BENGALURU: In January 1981, 35-year-old N R Narayana Murthy sat down in his apartment to discuss with six other software engineers – Nandan Nilekani, Kris Gopalkrishnan, SD Shibulal, NS Raghavan, Ashok Arora and K Dinesh – about how they could build a company that would create software codes. The idea might have seemed like a Herculean task but six months later on July 2, 1981, Infosys was officially registered as a private limited company. The rest is history as the company successfully turned 41 this year.

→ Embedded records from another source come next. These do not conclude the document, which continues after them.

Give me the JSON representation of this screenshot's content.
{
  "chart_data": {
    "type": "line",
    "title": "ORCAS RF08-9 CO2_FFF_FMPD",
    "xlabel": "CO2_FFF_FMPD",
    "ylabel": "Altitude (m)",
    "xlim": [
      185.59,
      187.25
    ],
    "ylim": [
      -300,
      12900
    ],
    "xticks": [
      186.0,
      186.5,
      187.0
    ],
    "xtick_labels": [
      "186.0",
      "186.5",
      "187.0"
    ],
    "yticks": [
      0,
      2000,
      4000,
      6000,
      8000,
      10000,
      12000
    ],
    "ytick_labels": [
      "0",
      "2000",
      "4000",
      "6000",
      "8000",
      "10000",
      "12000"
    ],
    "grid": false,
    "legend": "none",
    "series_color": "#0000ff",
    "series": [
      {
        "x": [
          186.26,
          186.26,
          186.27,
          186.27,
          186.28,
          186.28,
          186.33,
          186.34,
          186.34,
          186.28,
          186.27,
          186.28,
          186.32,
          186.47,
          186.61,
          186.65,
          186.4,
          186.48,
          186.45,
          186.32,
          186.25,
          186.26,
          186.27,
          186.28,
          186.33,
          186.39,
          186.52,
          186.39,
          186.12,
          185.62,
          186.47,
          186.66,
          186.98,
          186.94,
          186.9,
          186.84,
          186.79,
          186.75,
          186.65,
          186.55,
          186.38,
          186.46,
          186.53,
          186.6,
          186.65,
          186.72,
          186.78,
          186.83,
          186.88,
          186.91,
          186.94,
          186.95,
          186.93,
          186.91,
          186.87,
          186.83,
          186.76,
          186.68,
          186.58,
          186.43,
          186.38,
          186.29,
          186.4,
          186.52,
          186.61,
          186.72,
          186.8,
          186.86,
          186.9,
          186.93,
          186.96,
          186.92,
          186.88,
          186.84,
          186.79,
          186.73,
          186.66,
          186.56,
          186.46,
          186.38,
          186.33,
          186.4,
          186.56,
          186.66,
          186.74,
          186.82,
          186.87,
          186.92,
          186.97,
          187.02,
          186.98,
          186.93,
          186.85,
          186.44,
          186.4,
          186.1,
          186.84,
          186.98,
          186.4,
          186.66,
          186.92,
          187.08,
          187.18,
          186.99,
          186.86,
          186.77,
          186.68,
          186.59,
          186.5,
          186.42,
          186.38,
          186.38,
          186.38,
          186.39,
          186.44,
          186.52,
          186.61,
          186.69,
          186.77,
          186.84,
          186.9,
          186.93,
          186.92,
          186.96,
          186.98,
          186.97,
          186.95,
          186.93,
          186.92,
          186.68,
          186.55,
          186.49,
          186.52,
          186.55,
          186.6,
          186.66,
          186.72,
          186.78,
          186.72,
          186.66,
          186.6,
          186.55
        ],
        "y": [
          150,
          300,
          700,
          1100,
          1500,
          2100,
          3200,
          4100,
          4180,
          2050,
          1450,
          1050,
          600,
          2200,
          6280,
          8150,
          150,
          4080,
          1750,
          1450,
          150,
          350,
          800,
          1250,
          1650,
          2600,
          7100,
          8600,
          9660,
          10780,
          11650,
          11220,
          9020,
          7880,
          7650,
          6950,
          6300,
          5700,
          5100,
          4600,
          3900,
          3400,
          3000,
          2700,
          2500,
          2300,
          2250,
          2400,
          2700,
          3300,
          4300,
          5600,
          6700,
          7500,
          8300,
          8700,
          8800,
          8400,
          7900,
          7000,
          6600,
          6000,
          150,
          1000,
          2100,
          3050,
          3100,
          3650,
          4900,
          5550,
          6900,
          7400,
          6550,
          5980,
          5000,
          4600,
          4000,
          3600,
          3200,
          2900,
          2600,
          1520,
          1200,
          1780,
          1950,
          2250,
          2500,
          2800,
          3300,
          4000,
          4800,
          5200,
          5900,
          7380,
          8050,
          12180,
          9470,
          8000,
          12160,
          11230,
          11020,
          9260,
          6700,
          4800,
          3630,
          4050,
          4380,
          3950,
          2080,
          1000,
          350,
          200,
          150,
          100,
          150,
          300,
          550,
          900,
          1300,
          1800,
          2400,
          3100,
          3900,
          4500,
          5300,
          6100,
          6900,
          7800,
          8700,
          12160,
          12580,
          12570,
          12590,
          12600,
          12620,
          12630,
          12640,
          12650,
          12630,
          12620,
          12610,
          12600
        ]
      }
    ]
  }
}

The founding fathers of Infosys recently met, but this time at the company’s B’luru campus, which is spread across a sprawling 81 acres, with around 3.5 lakh employees. The journey has not been easy. “The moment I am asked what keeps me going during difficult times, I say ‘respect’. I want to be able to earn the respect of all my stakeholders 20 or 40 years from now. So, my fervent request to all the wonderful entrepreneurs who are so smart, is to take a few minutes from their busy schedule and think about the issue that is raised and how we can earn the respect of every single person,” Murthy said, addressing an auditorium full of people at a programme to commemorate the milestone.
Looking back in time, Gopalkrishnan, co-founder, recalls the totally different circumstances under which Infosys started. “When the company was set up in 1981, there was no internet, no social media, and no venture capital. There was only the spirit of entrepreneurship. Back then, there was no company that was globally competitive. A set of first generation entrepreneurs took that plunge. Things are very different today. But a part of that credit goes to our generation of founders who had that confidence to do something different,” Gopalkrishnan had told CE in a freewheeling conversation recently.
A company has to stand the test of time. And Nilekani, who lightheartedly calls himself ‘the last man standing’, says you have to stay relevant to sustain in business. “If you become irrelevant, then nobody is interested in you, customers don’t want to hear from you and employees don’t want to work with you. A big achievement in the last several years has been keeping Infosys relevant,” says Nikaleni, who went back to Infosys in 2017 to be part of the board of members and continues to serve in the post.
TV Mohandas Pai joined Infosys in 1994 as the chief financial officer and also served as board of members between May 2000-July 2011. “Even though Infosys has grown to be a large-scale global powerhouse, it still retains its culture of a small company in its transparency. It has its own challenges, you need to manage expectations of thousands of people, and it’s a tough task,” says Pai to CE.
Infy Timeline
Wind Beneath My Wings
N R Narayana Murthy started Infosys by borrowing Rs 10,000 from his wife Sudha Murty, and it was likely the best financial investment. Looking back, Sudha Murty says it was hard to have a work-life balance during that time. “When you want to achieve something with passion, work-life balance won’t work. That time Narayana Murthy was working hard, he didn’t have any time to give to the house. I was giving my 100 per cent at home. I adjusted depending on Murthy’s work,” says Sudha, who soaked in the four-decade celebration by shaking a leg to singer Shreyal Ghoshal’s live performance of Barso Re Megha recently.
A realm of faith that transcends logic
We got listed on NASDAQ on March 11, 1999. The first investor presentation was in February 1999 in Toronto. I had excruciating tooth pain. So I went to a 7/11 store next to my hotel, and I bought a cutting plier. Sometime during midnight, the pain worsened. So I prayed to God, took the pliers and pulled off the tooth. Everything went dark and I thought I was gone. But God is great. I was able to practice for the presentation and did a fantastic one the next day. That’s why faith is very important.